Helen Farmer, MSc student, Percy FitzPatrick Institute of African Ornithology, University of Cape Town.

With support from the Critical Ecosystem Partnership Fund (CEPF), the Percy FitzPatrick Institute implemented a project that combined scientific research and practical management in order to tackle the problems of introducing herbivores into a vegetation reserve. By investigating the impacts of herbivores living in the Anysberg Nature Reserve in the Succulent Karoo Hotspot, the institute developed monitoring programs to detect vegetation change resulting from increasing herbivore populations.

What was the most important lesson learned?

Herbivore reintroduction into areas with vegetation of high conservation priority needs to be accompanied by a monitoring protocol with immediate and relevant feedback to management.

Describe how you learned this and whether / how you have adapted your approach or specific project elements as a result.

In the Little Karoo, a global biodiversity hotspot for plant species richness, large areas of land are being converted from small-stock farming to conservation. This conversion includes the reintroduction of indigenous herbivores whose impact on the vegetation is unknown.

This project combined a scientific study of herbivore impact in a provincial nature reserve with the development of a monitoring protocol to detect vegetation change as herbivore population sizes increase.

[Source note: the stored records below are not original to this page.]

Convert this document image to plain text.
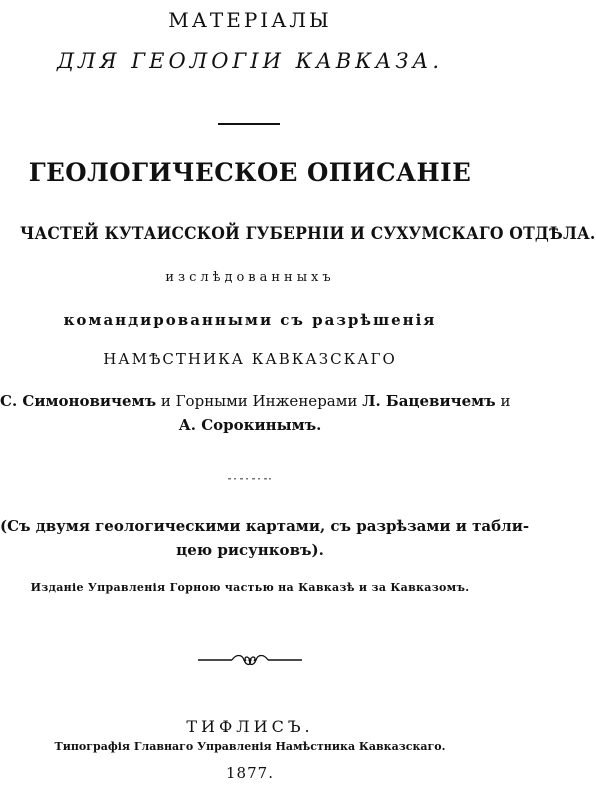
МАТЕРІАЛЫ
ДЛЯ ГЕОЛОГІИ КАВКАЗА.
ГЕОЛОГИЧЕСКОЕ ОПИСАНІЕ
ЧАСТЕЙ КУТАИССКОЙ ГУБЕРНІИ И СУХУМСКАГО ОТДѢЛА.
изслѣдованныхъ
командированными съ разрѣшенія
НАМѢСТНИКА КАВКАЗСКАГО
С. Симоновичемъ и Горными Инженерами Л. Бацевичемъ и
А. Сорокинымъ.
(Съ двумя геологическими картами, съ разрѣзами и табли-
цею рисунковъ).
Изданіе Управленія Горною частью на Кавказѣ и за Кавказомъ.
ТИФЛИСЪ.
Типографія Главнаго Управленія Намѣстника Кавказскаго.
1877.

The scientific study found that under current stocking rates in the reserve, no vegetation type was being utilized unsustainably, and in fact there were signs of vegetation recovery from high utilization during small-stock farming. It is anticipated that this will change with increasing herbivore population sizes since stocking rates are currently very low.

It was decided that the monitoring protocol should cover all vegetation types equally in order to enable detection of changes in herbivore distribution and their impacts across the landscape.

Monitoring concerns and approaches were discussed in a workshop with reserve staff, neighboring private conservation area staff, and experienced scientists. A need was identified for a two-pronged monitoring approach with immediate and relevant feedback to management.

A simple yearly check was designed that can be performed each year by reserve staff (field rangers). If the results from this simple monitoring trigger worry levels, a more detailed investigation is initiated by trained scientists. Data entry sheets were designed with analysis spreadsheets so that analysis of the data is simultaneous with data entry and results are obtained immediately.